Despite all-out efforts by weather scientists, a foolproof tsunami warning system has yet to be in place. As a country with a long, unbroken coast, Bangladesh is hamstrung by this limitation. It has few options except looking to innovative seismologists and tsunami experts abroad. But there are little signs of any remarkable breakthrough in tsunami warning system being developed in the advanced countries.

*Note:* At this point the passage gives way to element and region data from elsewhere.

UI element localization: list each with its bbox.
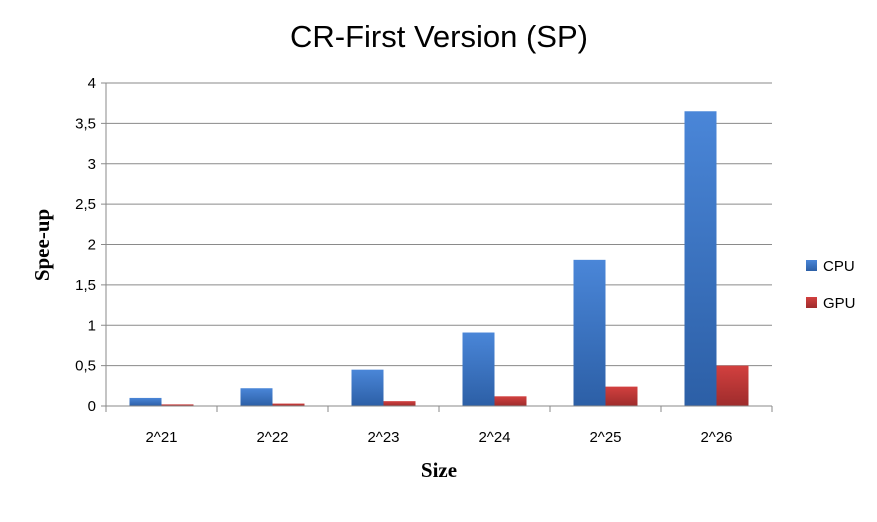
legend-label-cpu: CPU [823,258,855,275]
bar-cpu-5 [684,111,717,406]
bars [129,111,749,406]
bar-gpu-1 [272,403,305,406]
x-tick-label: 2^23 [367,429,399,446]
bar-gpu-4 [605,386,638,406]
bar-cpu-1 [240,388,273,406]
y-tick-label: 0 [88,398,96,415]
bar-cpu-0 [129,397,162,406]
x-tick-label: 2^25 [589,429,621,446]
legend-label-gpu: GPU [823,295,856,312]
y-tick-label: 1 [88,317,96,334]
grid-lines [106,82,772,367]
bar-cpu-2 [351,369,384,406]
x-axis-title: Size [421,458,457,482]
x-tick-label: 2^22 [256,429,288,446]
bar-gpu-2 [383,401,416,406]
y-tick-label: 3,5 [75,115,96,132]
y-tick-label: 2 [88,237,96,254]
y-axis-title: Spee-up [30,209,54,281]
x-axis-ticks: 2^21 2^22 2^23 2^24 2^25 2^26 [105,406,773,446]
legend-swatch-cpu [806,260,817,271]
y-tick-label: 2,5 [75,196,96,213]
bar-cpu-3 [462,332,495,406]
y-axis-ticks: 0 0,5 1 1,5 2 2,5 3 3,5 4 [75,75,106,415]
x-tick-label: 2^26 [700,429,732,446]
chart-title: CR-First Version (SP) [290,19,588,54]
bar-cpu-4 [573,259,606,406]
y-tick-label: 1,5 [75,277,96,294]
x-tick-label: 2^21 [145,429,177,446]
legend-swatch-gpu [806,297,817,308]
y-tick-label: 4 [88,75,96,92]
x-tick-label: 2^24 [478,429,510,446]
legend: CPU GPU [806,258,856,312]
bar-gpu-0 [161,404,194,406]
y-tick-label: 0,5 [75,358,96,375]
y-tick-label: 3 [88,156,96,173]
bar-gpu-5 [716,365,749,406]
bar-gpu-3 [494,396,527,406]
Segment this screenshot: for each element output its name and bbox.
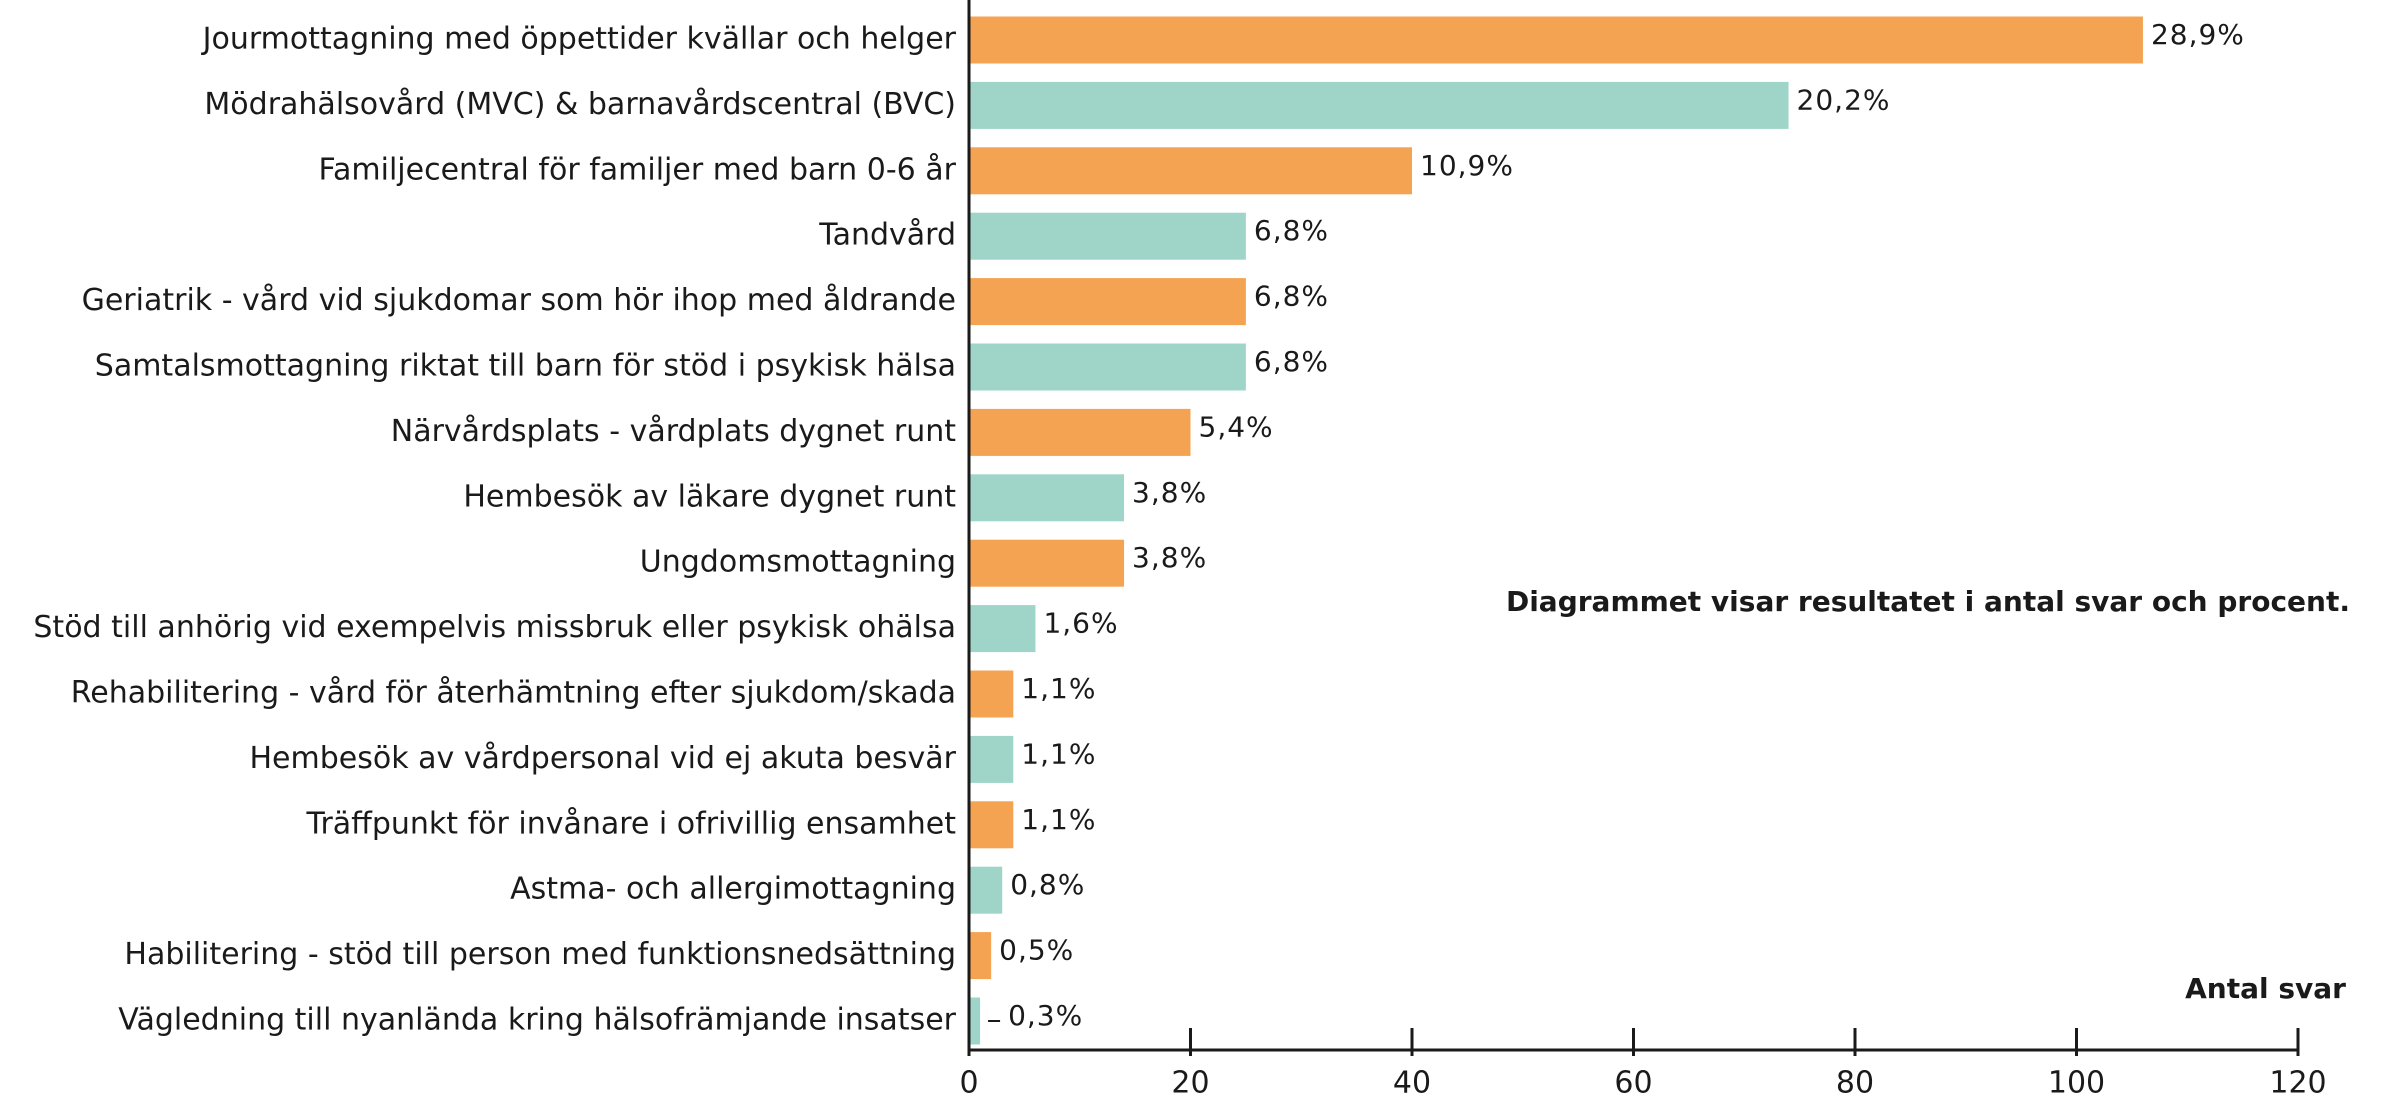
x-tick-label: 0 [959, 1066, 978, 1101]
category-label: Habilitering - stöd till person med funk… [124, 937, 956, 972]
x-axis-label: Antal svar [2185, 972, 2346, 1005]
bar [969, 474, 1125, 522]
value-label: 6,8% [1254, 214, 1329, 247]
bar [969, 997, 981, 1045]
bar [969, 278, 1246, 326]
value-label: 20,2% [1797, 83, 1891, 116]
bar [969, 670, 1014, 718]
category-label: Närvårdsplats - vårdplats dygnet runt [391, 414, 956, 449]
x-tick-label: 60 [1614, 1066, 1652, 1101]
category-label: Vägledning till nyanlända kring hälsofrä… [118, 1003, 956, 1038]
category-label: Hembesök av läkare dygnet runt [463, 479, 956, 514]
bar [969, 408, 1191, 456]
category-label: Samtalsmottagning riktat till barn för s… [95, 349, 956, 384]
category-label: Hembesök av vårdpersonal vid ej akuta be… [249, 741, 956, 776]
x-tick-label: 20 [1171, 1066, 1209, 1101]
category-label: Astma- och allergimottagning [510, 872, 956, 907]
bar [969, 147, 1412, 195]
value-label: 1,6% [1043, 607, 1118, 640]
bar [969, 735, 1014, 783]
bar [969, 539, 1125, 587]
x-tick-label: 120 [2269, 1066, 2326, 1101]
value-label: 3,8% [1132, 476, 1207, 509]
bar [969, 866, 1003, 914]
annotation: Diagrammet visar resultatet i antal svar… [1506, 585, 2350, 618]
value-label: 6,8% [1254, 280, 1329, 313]
bar [969, 212, 1246, 260]
value-label: 3,8% [1132, 541, 1207, 574]
category-label: Mödrahälsovård (MVC) & barnavårdscentral… [204, 87, 956, 122]
x-tick-label: 40 [1393, 1066, 1431, 1101]
category-label: Träffpunkt för invånare i ofrivillig ens… [306, 806, 957, 841]
value-label: 10,9% [1420, 149, 1514, 182]
bar [969, 801, 1014, 849]
bar [969, 16, 2143, 64]
category-label: Ungdomsmottagning [640, 545, 956, 580]
x-tick-label: 80 [1836, 1066, 1874, 1101]
bar [969, 81, 1789, 129]
value-label: 28,9% [2151, 18, 2245, 51]
bar [969, 343, 1246, 391]
category-label: Tandvård [818, 218, 956, 253]
value-label: 6,8% [1254, 345, 1329, 378]
bar [969, 932, 992, 980]
category-label: Jourmottagning med öppettider kvällar oc… [201, 22, 957, 57]
x-tick-label: 100 [2048, 1066, 2105, 1101]
value-label: 1,1% [1021, 803, 1096, 836]
value-label: 5,4% [1199, 410, 1274, 443]
value-label: 1,1% [1021, 672, 1096, 705]
value-label: 0,8% [1010, 868, 1085, 901]
category-label: Geriatrik - vård vid sjukdomar som hör i… [82, 283, 956, 318]
category-label: Stöd till anhörig vid exempelvis missbru… [33, 610, 956, 645]
bar [969, 605, 1036, 653]
value-label: 0,3% [1008, 999, 1083, 1032]
category-label: Rehabilitering - vård för återhämtning e… [71, 676, 956, 711]
value-label: 0,5% [999, 934, 1074, 967]
category-label: Familjecentral för familjer med barn 0-6… [319, 152, 957, 187]
value-label: 1,1% [1021, 737, 1096, 770]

The fraught state vis-à-vis the dread for tsunami notwithstanding, there are little possibilities that this disaster will strike the country anytime soon. In the last 200 years, there have been no records of a deadly tsunami striking Bangladesh. But the land has kept being battered by devastating cyclones for several centuries. There are few written records of these storms. The persons who could come up with detailed oral portrayals of these cyclones, especially those living in the 17th-18th centuries, are long dead. The chances of availability of scattered written records are slim. It was mainly because the quality of paper used for printing purpose 300 to 400 years ago was not that suitable for survival today. The presumably earliest written records of cyclones date back to the British colonial period. Those were written mostly by the colonial administrative officials. During this time, a handful of local scribes would keep records of natural calamities like cyclones and occasional earthquakes. All these records portray Bangladesh as a land chronically prone to cyclones. It was not only sheer luck and the positioning of the stars in its favour that Bangladesh could earn the capability of battling cyclones so efficiently. The country's status as an independent and sovereign nation also has a critical role in this feat.